The role of the image in the contemporary condition is not merely to document but to disrupt—to rupture the smooth surface of indifference. Salgado’s work insists on this. In bearing witness, he offers images and calls forth an audience—a moral community of the seeing. His legacy is not only that of a photographer but that of a chronicler of the Anthropocene, a visual historian of displacement, a reluctant mystic of the earth. His work is elegiac and insurgent, lyrical and accusatory.

Salgado’s laborious, analogue practice is a political statement in a world saturated by digital images and instantaneous circulation. It asserts that some forms of suffering, some landscapes of ruin or resilience, require time, attention, and care. But as both Tagg and Azoulay insist, time and care are insufficient. What is needed is a new relational ethics—one that does not fetishise the image but understands it as part of an unfinished encounter between the visible and the just.

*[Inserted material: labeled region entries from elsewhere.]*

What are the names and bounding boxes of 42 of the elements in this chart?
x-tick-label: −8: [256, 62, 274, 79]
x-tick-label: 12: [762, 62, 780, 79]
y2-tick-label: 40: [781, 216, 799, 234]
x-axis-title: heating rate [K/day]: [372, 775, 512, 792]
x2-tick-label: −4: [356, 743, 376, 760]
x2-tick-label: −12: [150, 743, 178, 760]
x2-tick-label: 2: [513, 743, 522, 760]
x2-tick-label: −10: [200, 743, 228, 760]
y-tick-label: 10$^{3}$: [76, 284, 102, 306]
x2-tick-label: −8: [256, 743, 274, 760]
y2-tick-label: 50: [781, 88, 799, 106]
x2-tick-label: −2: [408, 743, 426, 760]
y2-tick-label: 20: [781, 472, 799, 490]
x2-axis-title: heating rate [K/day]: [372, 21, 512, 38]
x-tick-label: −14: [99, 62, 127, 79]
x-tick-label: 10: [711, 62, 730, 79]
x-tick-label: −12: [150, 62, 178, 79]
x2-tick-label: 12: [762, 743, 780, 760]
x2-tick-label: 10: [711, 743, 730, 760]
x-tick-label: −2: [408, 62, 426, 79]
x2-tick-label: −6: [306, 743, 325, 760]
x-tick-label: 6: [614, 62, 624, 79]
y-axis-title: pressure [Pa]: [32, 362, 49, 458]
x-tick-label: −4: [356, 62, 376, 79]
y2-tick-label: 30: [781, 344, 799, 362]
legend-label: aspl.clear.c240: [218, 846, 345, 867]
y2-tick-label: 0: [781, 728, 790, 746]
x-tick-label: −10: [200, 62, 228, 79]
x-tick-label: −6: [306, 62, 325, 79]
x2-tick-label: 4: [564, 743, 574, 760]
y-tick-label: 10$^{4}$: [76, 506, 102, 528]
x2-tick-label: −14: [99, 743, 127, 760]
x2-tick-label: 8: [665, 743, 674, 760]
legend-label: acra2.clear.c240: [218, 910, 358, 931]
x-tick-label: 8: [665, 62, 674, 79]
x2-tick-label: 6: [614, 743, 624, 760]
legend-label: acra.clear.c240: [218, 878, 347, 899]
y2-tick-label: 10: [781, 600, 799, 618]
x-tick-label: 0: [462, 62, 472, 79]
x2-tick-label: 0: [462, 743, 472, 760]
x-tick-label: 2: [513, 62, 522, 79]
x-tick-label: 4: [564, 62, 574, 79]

Salgado himself has stated: “I try with my pictures to raise a question, provoke a debate so that we can discuss our problems together, and come up with solutions.” This declaration is not mere sentiment—it gestures toward a civic role for photography, an aspiration to forge public discourse through visual witnessing. Yet the very structure of that visuality—its framing, aestheticism, and authorship—must be interrogated if the debate is to be more than catharsis for the viewer. The image is not the end of meaning but its provocation. It is an invitation, not a conclusion.

To look at a Salgado photograph is to confront a profound dilemma: the beauty of what it is, the horror of how it came to be, and the question of what we owe to those who stare back at us across the threshold of the frame. 

Photography today oscillates between the forensic and the algorithmic, the archival and the viral. In this volatile terrain, Salgado’s legacy is ambiguous. He is neither a naïve moralist nor a cynical image-broker. Rather, he occupies the fraught middle space of the witness—one who sees and renders but must also interrogate the limits of his seeing. He offers not answers but openings.

Narendra Pachkhédé is a critic and writer who splits his time between Toronto, London and Geneva.